There is a certain wonder that accompanies even the mention of Hair Removal in That Area. For our New Year's Party, 2004, we placed poster board around the walls of the bay house so that guests could pen their resolutions for the new year. When we stumbled, bleary-eyed with madly aching heads to view the outcome the next day one item caught our eyes immediately amongst the 100 or so resolutions so drunkenly recorded, and we let loose loud rounds of laughter. The resolution stated, simply, "Shave my cha cha everyday." We'll never know who she was, or if she has, but I will always admire the dedication with which she made such a promise.

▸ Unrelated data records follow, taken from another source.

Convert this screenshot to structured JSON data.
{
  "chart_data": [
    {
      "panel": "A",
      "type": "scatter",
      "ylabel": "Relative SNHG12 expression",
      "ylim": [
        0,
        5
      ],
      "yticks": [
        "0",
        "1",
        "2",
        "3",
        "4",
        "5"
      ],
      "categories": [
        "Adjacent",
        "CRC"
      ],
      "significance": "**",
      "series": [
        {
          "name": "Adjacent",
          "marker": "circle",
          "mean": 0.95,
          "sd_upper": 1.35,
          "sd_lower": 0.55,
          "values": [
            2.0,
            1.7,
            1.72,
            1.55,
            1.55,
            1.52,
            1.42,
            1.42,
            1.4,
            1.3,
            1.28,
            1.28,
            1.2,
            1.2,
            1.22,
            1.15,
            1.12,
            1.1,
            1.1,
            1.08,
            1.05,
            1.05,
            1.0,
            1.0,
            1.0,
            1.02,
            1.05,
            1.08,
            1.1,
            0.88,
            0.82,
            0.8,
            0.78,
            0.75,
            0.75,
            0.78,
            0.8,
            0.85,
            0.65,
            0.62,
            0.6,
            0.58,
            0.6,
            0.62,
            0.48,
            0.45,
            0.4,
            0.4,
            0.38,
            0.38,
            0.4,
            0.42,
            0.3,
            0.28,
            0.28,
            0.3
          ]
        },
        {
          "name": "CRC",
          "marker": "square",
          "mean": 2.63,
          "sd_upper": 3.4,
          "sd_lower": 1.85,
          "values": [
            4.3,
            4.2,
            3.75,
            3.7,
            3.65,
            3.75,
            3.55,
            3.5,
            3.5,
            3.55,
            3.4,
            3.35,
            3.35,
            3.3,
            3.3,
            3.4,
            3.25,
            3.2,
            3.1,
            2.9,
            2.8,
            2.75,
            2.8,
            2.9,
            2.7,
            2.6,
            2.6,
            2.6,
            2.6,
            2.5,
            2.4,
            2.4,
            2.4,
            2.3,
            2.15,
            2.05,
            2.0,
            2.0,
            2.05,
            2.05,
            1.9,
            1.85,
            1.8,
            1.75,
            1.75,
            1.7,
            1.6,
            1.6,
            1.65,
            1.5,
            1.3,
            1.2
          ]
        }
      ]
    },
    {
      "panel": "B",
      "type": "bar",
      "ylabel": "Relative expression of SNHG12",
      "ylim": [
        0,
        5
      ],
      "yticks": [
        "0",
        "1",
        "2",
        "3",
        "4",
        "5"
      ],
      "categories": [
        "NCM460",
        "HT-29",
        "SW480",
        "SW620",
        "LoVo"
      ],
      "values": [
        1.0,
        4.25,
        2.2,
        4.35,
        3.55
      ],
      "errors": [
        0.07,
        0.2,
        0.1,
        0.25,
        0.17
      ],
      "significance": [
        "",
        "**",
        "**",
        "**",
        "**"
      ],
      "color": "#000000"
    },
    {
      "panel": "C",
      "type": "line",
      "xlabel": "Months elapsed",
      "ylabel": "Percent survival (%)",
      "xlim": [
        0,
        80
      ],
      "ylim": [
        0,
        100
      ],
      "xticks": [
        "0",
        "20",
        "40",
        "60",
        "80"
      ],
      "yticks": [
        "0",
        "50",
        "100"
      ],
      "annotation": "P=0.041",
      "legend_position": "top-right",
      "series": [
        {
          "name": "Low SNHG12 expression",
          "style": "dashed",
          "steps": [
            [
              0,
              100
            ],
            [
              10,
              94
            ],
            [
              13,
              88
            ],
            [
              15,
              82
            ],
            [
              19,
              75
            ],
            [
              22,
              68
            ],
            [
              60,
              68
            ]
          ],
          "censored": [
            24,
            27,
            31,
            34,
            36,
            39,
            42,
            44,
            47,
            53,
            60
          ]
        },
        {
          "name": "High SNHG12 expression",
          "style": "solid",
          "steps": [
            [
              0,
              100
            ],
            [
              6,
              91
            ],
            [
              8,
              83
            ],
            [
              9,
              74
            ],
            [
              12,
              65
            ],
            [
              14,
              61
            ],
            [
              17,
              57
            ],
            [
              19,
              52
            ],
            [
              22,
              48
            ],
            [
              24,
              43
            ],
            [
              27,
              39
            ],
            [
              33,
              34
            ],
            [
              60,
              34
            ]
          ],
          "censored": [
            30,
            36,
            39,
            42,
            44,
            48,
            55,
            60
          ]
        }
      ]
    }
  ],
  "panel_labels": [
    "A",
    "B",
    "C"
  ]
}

When I was in the ninth grade and hadn't yet learned about the difference plucking my eyebrows could make, much less manicuring the privates which were so very embarrassingly, very, very private, I attended a study hall session in the afternoons with my friends Matt and Andrew and my then-boyfriend Steve. Because we were 14 or so and the study hall proctor probably wouldn't have cared if we'd stripped naked and played doctor, the four of us would turn our desks to face one another and pass notes. We passed notes every study hall session we had together and inevitably, one day, the topic turned to - you guessed it - shaved genitals, or "S.G." as we so artfully dubbed it, our dirty little discussion that went on right under the teacher's nose. Did we know the first thing about S'ing our G's? Did we even know much about G's in general? No. But we could pass notes like nobody's business regarding the elusive practice and if I remember correctly there were also a few mentions of gays and baseball.
That particular discussion only lasted one day - our normal note-passing was very innocent. Matt quoted Jefferson Airplane, Andrew asked which girls in our class he should pursue and Steve would tell me my hair looked nice - but one day was all it took. The boys took the notes to lunch, probably to flaunt their extensive knowledge of S.G. ("See? I've written all about sex and genitals and gays right here.") and left the crumpled sheets of notebook paper that contained our names - our names for Christ's sake! - there on the lunch table where Mr. Barbee, the dean, and to make matters worse, Matt's dad, picked them up.
He invited us into his office and inflicted the worst possible punishment, ever, upon us. He made copies of our insightful comments and told us we were to have them signed by our parents and brought back to him the following day. Our crime? Not what we wrote about, he said, but the fact that we were writing notes during study hall at all. We should have been studying. But I've always had just the tiniest notion that the content, just maybe, had everything to do with our getting in trouble.
I found out the next day that Andrew and Steve had brilliantly taken home the two pages of notes dedicated to discussing baseball, and maybe one mention of gay people. Their parents had looked over the fairly innocent commentary, told them they should have been studying, and signed away. I'd taken home all four pages. While my father laughed to himself my mother flipped from page to page over and over again shaking her head saying, "Cara, I don't think you even know what some of this means."